Parallel Stochastic Gradient Descent with Sound Combiners

arXiv:1705.08030v111 citations
AI Analysis

This addresses the scalability issue for machine learning practitioners using SGD on large datasets, though it is incremental as it builds on prior parallelization methods.

The paper tackles the problem of parallelizing stochastic gradient descent (SGD) while maintaining sequential semantics to avoid poor convergence, proposing SYMSGD, which achieves up to 11x speedup over a sequential baseline on 16 cores and is 2.2x faster on average than HOGWILD!.

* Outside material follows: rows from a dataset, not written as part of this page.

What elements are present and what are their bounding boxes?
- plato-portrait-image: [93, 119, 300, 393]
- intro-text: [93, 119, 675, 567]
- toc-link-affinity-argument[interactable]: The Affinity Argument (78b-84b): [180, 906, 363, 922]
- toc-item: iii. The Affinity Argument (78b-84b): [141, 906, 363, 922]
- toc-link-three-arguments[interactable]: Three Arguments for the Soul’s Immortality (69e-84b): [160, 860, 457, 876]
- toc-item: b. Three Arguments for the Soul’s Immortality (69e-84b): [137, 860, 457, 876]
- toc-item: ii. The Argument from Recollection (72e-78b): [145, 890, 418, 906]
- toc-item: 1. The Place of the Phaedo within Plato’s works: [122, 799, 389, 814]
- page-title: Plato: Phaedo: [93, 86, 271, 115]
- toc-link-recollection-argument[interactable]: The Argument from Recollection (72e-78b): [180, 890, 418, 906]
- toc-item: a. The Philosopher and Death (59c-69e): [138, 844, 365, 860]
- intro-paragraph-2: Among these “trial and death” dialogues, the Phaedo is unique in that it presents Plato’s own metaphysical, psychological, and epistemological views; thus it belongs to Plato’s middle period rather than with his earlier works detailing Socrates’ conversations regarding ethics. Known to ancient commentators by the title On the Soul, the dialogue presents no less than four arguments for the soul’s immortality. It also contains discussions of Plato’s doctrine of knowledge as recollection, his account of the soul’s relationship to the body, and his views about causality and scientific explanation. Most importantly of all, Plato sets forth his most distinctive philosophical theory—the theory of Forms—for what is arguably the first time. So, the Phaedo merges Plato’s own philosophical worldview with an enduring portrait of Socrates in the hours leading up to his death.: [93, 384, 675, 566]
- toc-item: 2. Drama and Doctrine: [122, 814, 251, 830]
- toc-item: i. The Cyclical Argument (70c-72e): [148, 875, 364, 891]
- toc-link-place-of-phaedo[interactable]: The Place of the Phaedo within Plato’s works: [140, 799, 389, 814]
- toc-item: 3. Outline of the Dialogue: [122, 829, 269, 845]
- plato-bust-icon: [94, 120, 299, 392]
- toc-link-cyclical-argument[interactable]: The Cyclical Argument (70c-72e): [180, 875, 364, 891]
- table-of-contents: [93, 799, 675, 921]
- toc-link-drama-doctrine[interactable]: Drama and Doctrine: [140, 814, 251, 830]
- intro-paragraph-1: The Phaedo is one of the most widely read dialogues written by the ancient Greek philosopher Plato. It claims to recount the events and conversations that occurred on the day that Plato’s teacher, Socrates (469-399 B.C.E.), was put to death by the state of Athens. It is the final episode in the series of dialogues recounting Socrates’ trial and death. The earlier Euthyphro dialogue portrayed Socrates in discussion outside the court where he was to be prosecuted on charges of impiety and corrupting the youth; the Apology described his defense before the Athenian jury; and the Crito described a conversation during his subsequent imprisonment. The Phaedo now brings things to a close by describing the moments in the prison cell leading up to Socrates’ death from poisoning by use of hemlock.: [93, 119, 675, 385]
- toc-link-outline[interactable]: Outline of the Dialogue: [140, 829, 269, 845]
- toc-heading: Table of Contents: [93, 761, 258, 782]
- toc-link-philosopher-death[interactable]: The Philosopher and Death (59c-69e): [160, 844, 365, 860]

Stochastic gradient descent (SGD) is a well known method for regression and classification tasks. However, it is an inherently sequential algorithm at each step, the processing of the current example depends on the parameters learned from the previous examples. Prior approaches to parallelizing linear learners using SGD, such as HOGWILD! and ALLREDUCE, do not honor these dependencies across threads and thus can potentially suffer poor convergence rates and/or poor scalability. This paper proposes SYMSGD, a parallel SGD algorithm that, to a first-order approximation, retains the sequential semantics of SGD. Each thread learns a local model in addition to a model combiner, which allows local models to be combined to produce the same result as what a sequential SGD would have produced. This paper evaluates SYMSGD's accuracy and performance on 6 datasets on a shared-memory machine shows upto 11x speedup over our heavily optimized sequential baseline on 16 cores and 2.2x, on average, faster than HOGWILD!.